Judge of the COMESA Court of Justice
- Incumbent
- Assumed office 2015
- Appointed by: King Mswati III

Personal details
- Profession: Attorney, Judge

= Qinisile Mabuza =

Liswati judge

Qinisile Mabuza is a Liswati judge, and was the first female judge appointed in Eswatini. She was also the first female attorney when she was appointed in 1978.

==Career==
Qinisile Mabuza became the first female attorney in Eswatini when she was admitted in 1978, and went on to become the first female judge. In 2010, she oversaw a decision which gave Emaswati women equal rights in property ownership, saying that there had been sufficient time since the adoption of the Eswatini Constitution in 2005 "to embark on aggressive law reforms, especially those relating to women who have been marginalised over the years in many areas of the law". She was the only female Liswati judge at this time, although a second female judge has since been appointed. Mabuza was part of a fact finding team which travelled to Zambia on behalf of the International Court of Justice to investigate the circumstances around the suspension of three Judges there.

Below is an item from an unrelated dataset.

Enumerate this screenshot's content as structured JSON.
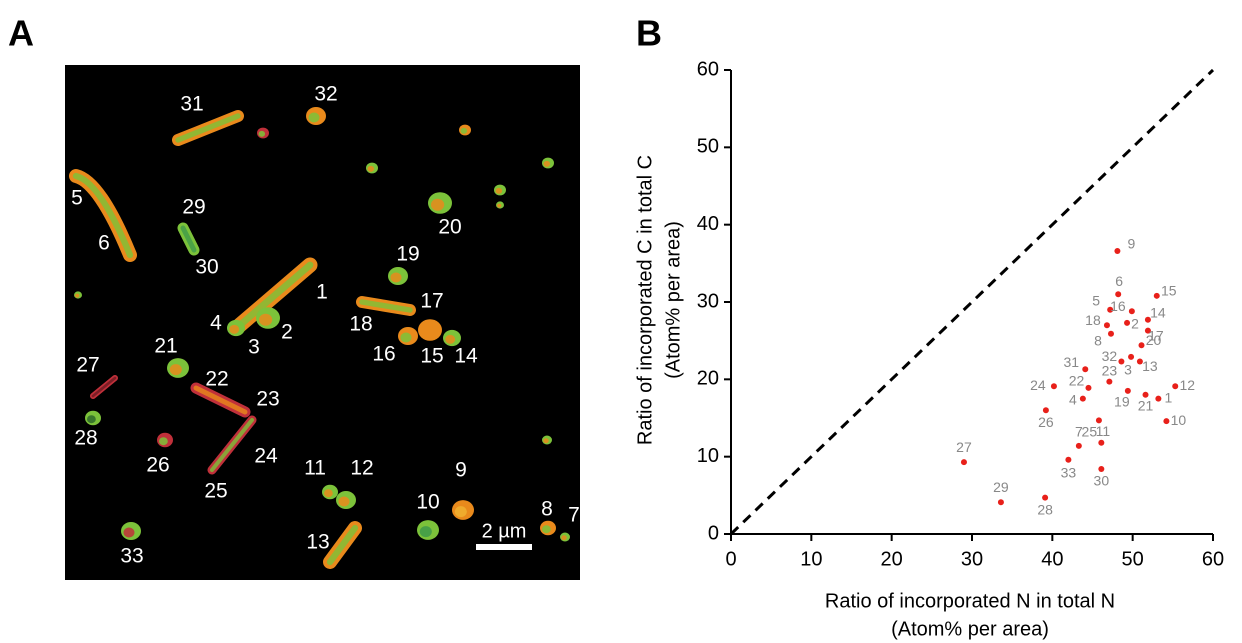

The Eswatini media reported in 2014 that Chief Justice Michael Ramodibedi had issued warrants for the arrest of three Judges, and had requested that police monitor the actions of Mabuza. This was denied, but said to be in response to their opposition of appointment of junior Judge Mpendulo Simelane. King Mswati III endorsed Mabuza as a representative on the Common Market for Eastern and Southern Africa (COMESA) Court of Justice in 2015. This was against the advice of Ramodibedi, who had instead pushed for Simelane to represent Eswatini at the court. Mabuza was subsequently voted as the head of the COMESA Court of First Instance in September 2016.